В далёкие же теперь для многих дни восхождения этой музыки в былой России не всем удавалось услышать правду тонуса творчества Рахманинова. Вовне композитор не стремился исповедовать догматы национально-российского стиля: он не был фольклористом и не хвастал показным набором непременно и несомненно народных тем, что не помешало ему впоследствии написать превосходные тематические русские хоры с оркестром или открыть «до глубокого дна» русское начало в интонациях хорового культового пения и гениально-хоровом симфонизированном мастерстве посоперничать с великим по чуткости и практике хорового звучания художником этого дела — Кастальским.
Русское в музыке Рахманинова, то, что было её мелодическим становлением, впитано было им из всего любимого им русского окружения, из русской действительности. Он понимал это, как Чехов, как Бунин. Тут дело не в «жанризме», не в стилизаторской изобразительности, не в драматургии характеров. Но если бы «Чайка» и «Три сестры» родились в сознании наичуткого их мастера, как пение русской женской психеи в цикле мелодий, подобных шубертовским родникам европейского лиризма XIX века, — эти мелодии и были бы насыщены тем тоном, что звучит, как несомненно неизбывно русское (именно русское, а не «российское») в мелосе Рахманинова, как родящий стимул его напевности, вклиняющийся в душу.

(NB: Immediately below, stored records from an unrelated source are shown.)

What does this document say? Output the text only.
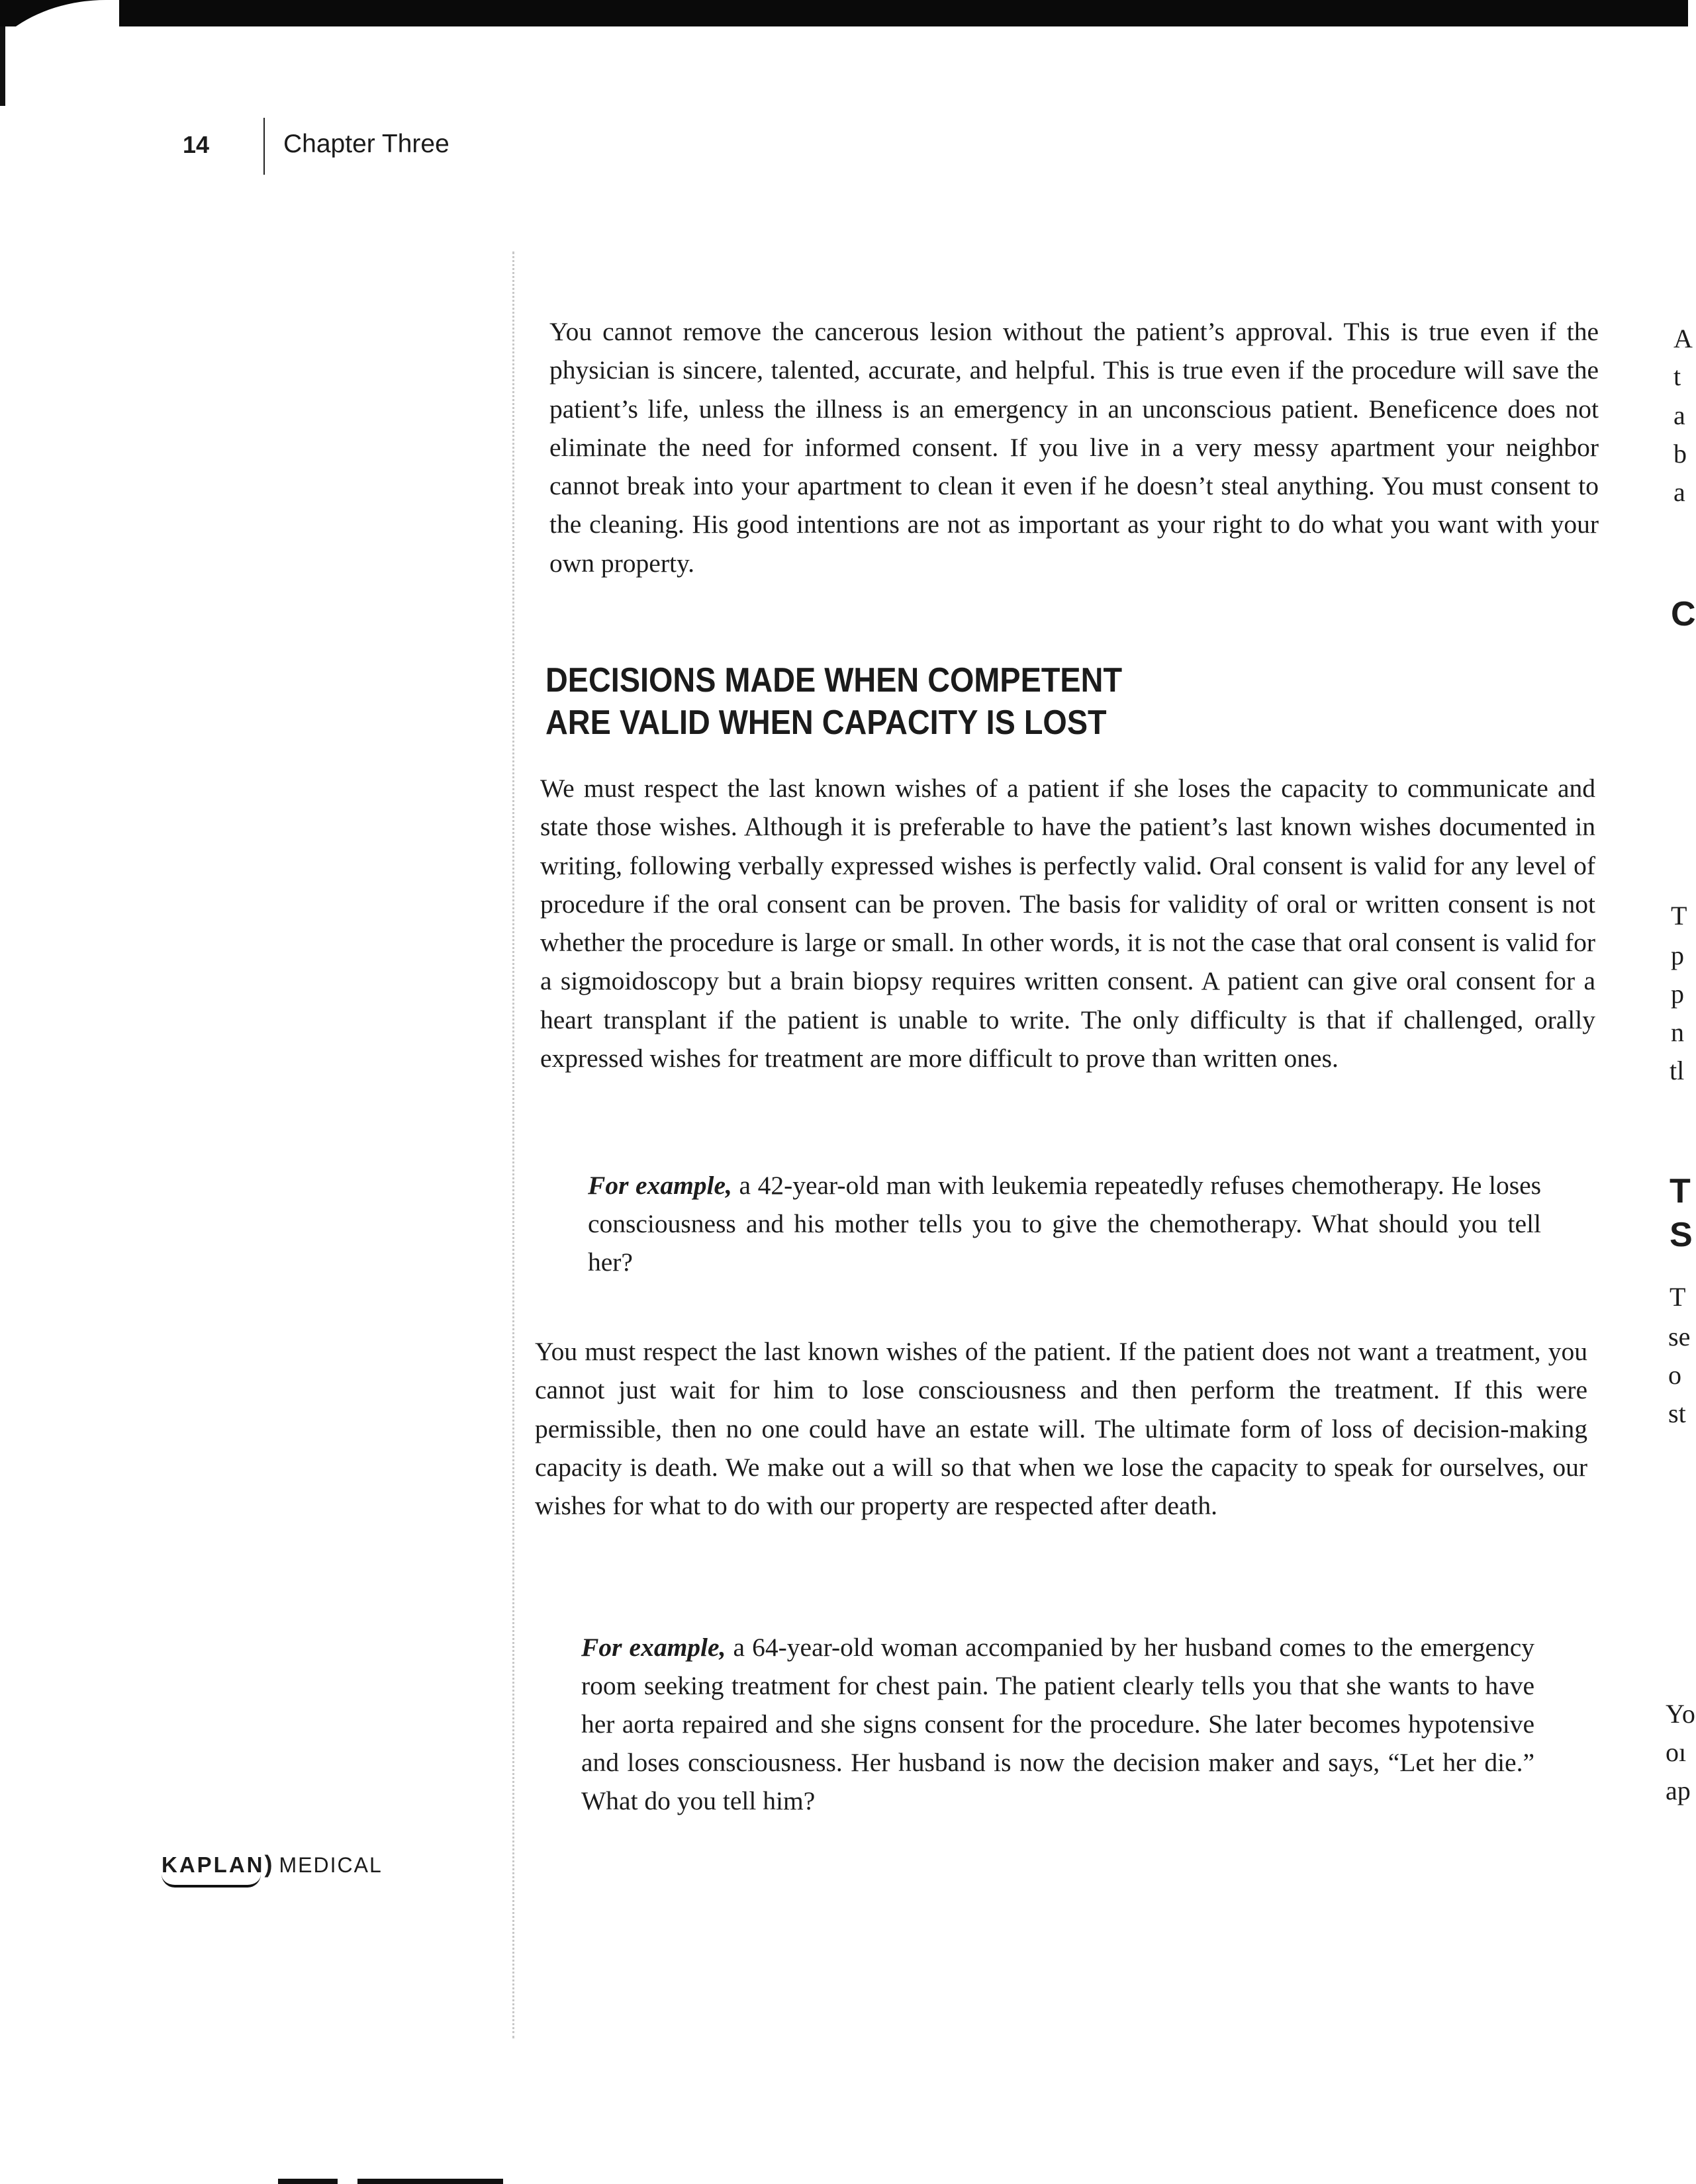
14	Chapter Three

You cannot remove the cancerous lesion without the patient’s approval. This is true even if the physician is sincere, talented, accurate, and helpful. This is true even if the procedure will save the patient’s life, unless the illness is an emergency in an unconscious patient. Beneficence does not eliminate the need for informed consent. If you live in a very messy apartment your neighbor cannot break into your apartment to clean it even if he doesn’t steal anything. You must consent to the cleaning. His good intentions are not as important as your right to do what you want with your own property.

DECISIONS MADE WHEN COMPETENT
ARE VALID WHEN CAPACITY IS LOST

We must respect the last known wishes of a patient if she loses the capacity to communicate and state those wishes. Although it is preferable to have the patient’s last known wishes documented in writing, following verbally expressed wishes is perfectly valid. Oral consent is valid for any level of procedure if the oral consent can be proven. The basis for validity of oral or written consent is not whether the procedure is large or small. In other words, it is not the case that oral consent is valid for a sigmoidoscopy but a brain biopsy requires written consent. A patient can give oral consent for a heart transplant if the patient is unable to write. The only difficulty is that if challenged, orally expressed wishes for treatment are more difficult to prove than written ones.

For example, a 42-year-old man with leukemia repeatedly refuses chemotherapy. He loses consciousness and his mother tells you to give the chemotherapy. What should you tell her?

You must respect the last known wishes of the patient. If the patient does not want a treatment, you cannot just wait for him to lose consciousness and then perform the treatment. If this were permissible, then no one could have an estate will. The ultimate form of loss of decision-making capacity is death. We make out a will so that when we lose the capacity to speak for ourselves, our wishes for what to do with our property are respected after death.

For example, a 64-year-old woman accompanied by her husband comes to the emergency room seeking treatment for chest pain. The patient clearly tells you that she wants to have her aorta repaired and she signs consent for the procedure. She later becomes hypotensive and loses consciousness. Her husband is now the decision maker and says, “Let her die.” What do you tell him?

KAPLAN) MEDICAL
A
t
a
b
a
C
T
p
p
n
tl
T
S
T
se
o
st
Yo
oı
ap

И «Вишнёвый сад» прозвучал бы тоже рахманиновским тоном: в чеховской лирике ведь не оставалось ничего помещичьего и сугубо барского (скажем, фетовского), но зато чувство и поэзия русской усадебности звучали неизбывно красиво, так красиво, как цвет черёмухи, сирени и жасмина: вот тут уже мы всецело в пределах рахманиновских цветущих садов с лирическим же восполнением из тургеневского «Затишья» и поэтикой плачущих ив. Романсы Рахманинова, подобные «Сирени», «У моего окна», хотя и не являлись исповедованием символизма, в действительности были отражением атмосферы новой, тончайшей (но не утончённою модернистски) душевности и касанием музыки русской природы — качество, какое слышалось и в чеховской мудрой «Свирели», и в ряде лирических моментов у Бунина (Рахманинов не случайно нашёл выразительнейшие, глубоко бунинские интонации в романсе «Ночь печальна»), и в страстно повышенном, ярком и сочном гоне, в страннических новеллах юного Горького. Кто умел чутко слышать музыку русской природы у только что перечисленных писателей, как новое постижение лирики слов, тот замечал в мелодическом рисунке рахманиновских романсов, прелюдов и музыкальных моментов их образный, нежно и зыбко колышущийся подтекст настроений, угаданных современными мастерами русского языка, умевшими созерцать родную природу не только зрением, но и слухом.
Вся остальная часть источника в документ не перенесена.